À l’Assemblée nationale, la Déclaration de politique générale (DPG) a été analysée comme un exercice d’équilibre entre transformation du Sénégal et contraintes macroéconomiques. Pour l’économiste Dr Mohamed Ndiaye, le Premier ministre Ahmadou Al Aminou Lô reste aligné sur le Référentiel national de transformation systémique « Sénégal 2050 ».
Cette analyse économique de la DPG met en avant la continuité stratégique et la stabilité institutionnelle. Selon l’économiste, ces deux éléments sont nécessaires pour rassurer les marchés et les partenaires internationaux. Mais cette orientation se heurte à la pression exercée par la dette sur les marges de manœuvre de l’État, alors même que le calendrier politique et financier du pays impose des choix rapides.
Abdourahmane Sarr avait ainsi mis en garde contre le risque de voir le Fonds monétaire international dévoiler les nouvelles orientations économiques du Sénégal avant la DPG. Il appelait le gouvernement à assumer clairement ses choix et à obtenir le feu vert de l’Assemblée nationale, dans un contexte où la déclaration, attendue avant la fin août, n’était pas encore programmée. La DPG apparaît dès lors comme un acte de clarification politique autant qu’un passage obligé pour donner une base institutionnelle aux décisions économiques.

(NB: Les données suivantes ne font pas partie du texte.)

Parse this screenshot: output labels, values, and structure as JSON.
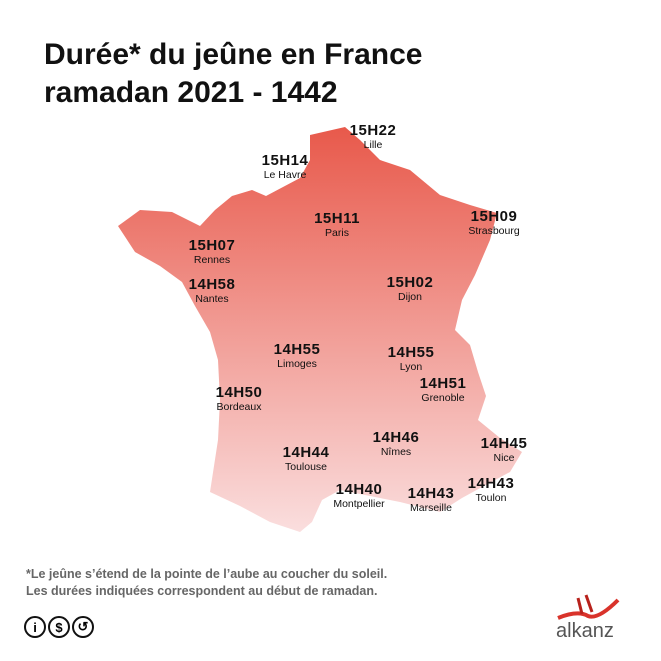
{
  "title": {
    "line1": "Durée* du jeûne en France",
    "line2": "ramadan 2021 - 1442"
  },
  "colors": {
    "map_top": "#e8594b",
    "map_bottom": "#f9dcdc",
    "logo_red": "#d9332b"
  },
  "cities": [
    {
      "name": "Lille",
      "time": "15H22"
    },
    {
      "name": "Le Havre",
      "time": "15H14"
    },
    {
      "name": "Paris",
      "time": "15H11"
    },
    {
      "name": "Strasbourg",
      "time": "15H09"
    },
    {
      "name": "Rennes",
      "time": "15H07"
    },
    {
      "name": "Nantes",
      "time": "14H58"
    },
    {
      "name": "Dijon",
      "time": "15H02"
    },
    {
      "name": "Limoges",
      "time": "14H55"
    },
    {
      "name": "Lyon",
      "time": "14H55"
    },
    {
      "name": "Bordeaux",
      "time": "14H50"
    },
    {
      "name": "Grenoble",
      "time": "14H51"
    },
    {
      "name": "Toulouse",
      "time": "14H44"
    },
    {
      "name": "Nîmes",
      "time": "14H46"
    },
    {
      "name": "Nice",
      "time": "14H45"
    },
    {
      "name": "Montpellier",
      "time": "14H40"
    },
    {
      "name": "Marseille",
      "time": "14H43"
    },
    {
      "name": "Toulon",
      "time": "14H43"
    }
  ],
  "footnote": {
    "line1": "*Le jeûne s’étend de la pointe de l’aube au coucher du soleil.",
    "line2": "Les durées indiquées correspondent au début de ramadan."
  },
  "license_icons": [
    "cc-by-icon",
    "cc-nc-icon",
    "cc-sa-icon"
  ],
  "logo": {
    "text": "alkanz"
  }
}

Le premier chantier identifié concerne donc les finances publiques. Le déploiement du Masterplan devra, d’après Dr Mohamed Ndiaye, être coordonné avec le renouvellement du programme conclu avec le Fonds monétaire international. Dans son analyse publiée par dakar92, il présente aussi le recours au Cadre commun du G20 comme un levier pour rééchelonner les engagements financiers du Sénégal et réduire le poids du service de la dette.
Cette démarche permettrait, selon lui, de conserver des ressources budgétaires pour les investissements prioritaires de « Sénégal 2050 », sans fragiliser la signature financière du pays. Lors d’une conférence internationale à Dakar, Ayib Daffé a lui aussi défendu la Vision Sénégal 2050 face à la crise de la dette, en présentant cette vision et le Plan de redressement économique et social comme les principaux instruments de réponse à la situation. L’enjeu est donc de concilier le désendettement avec la mise en œuvre effective du projet de transformation.
L’économiste insiste parallèlement sur la méthode de gouvernement, fondée sur la compétence, le travail et la rigueur, afin de mieux sécuriser la dépense publique productive et d’améliorer la mobilisation des recettes internes.
Le référentiel issu du programme « Diomaye Président » vise, à ses yeux, une transformation structurelle autour de la souveraineté économique, de la maîtrise des ressources extractives et de la souveraineté alimentaire. Il associe également la justice sociale à l’emploi formel, au soutien aux Pme/Pmi et à l’inclusion financière des jeunes et des femmes.
Dr Mohamed Ndiaye estime enfin que la transmission républicaine observée à l’Assemblée nationale renforce la prévisibilité recherchée par les investisseurs directs étrangers. Cette prévisibilité devra désormais s’accompagner d’arbitrages assumés sur la dette, le financement du plan de redressement et les priorités de « Sénégal 2050 ».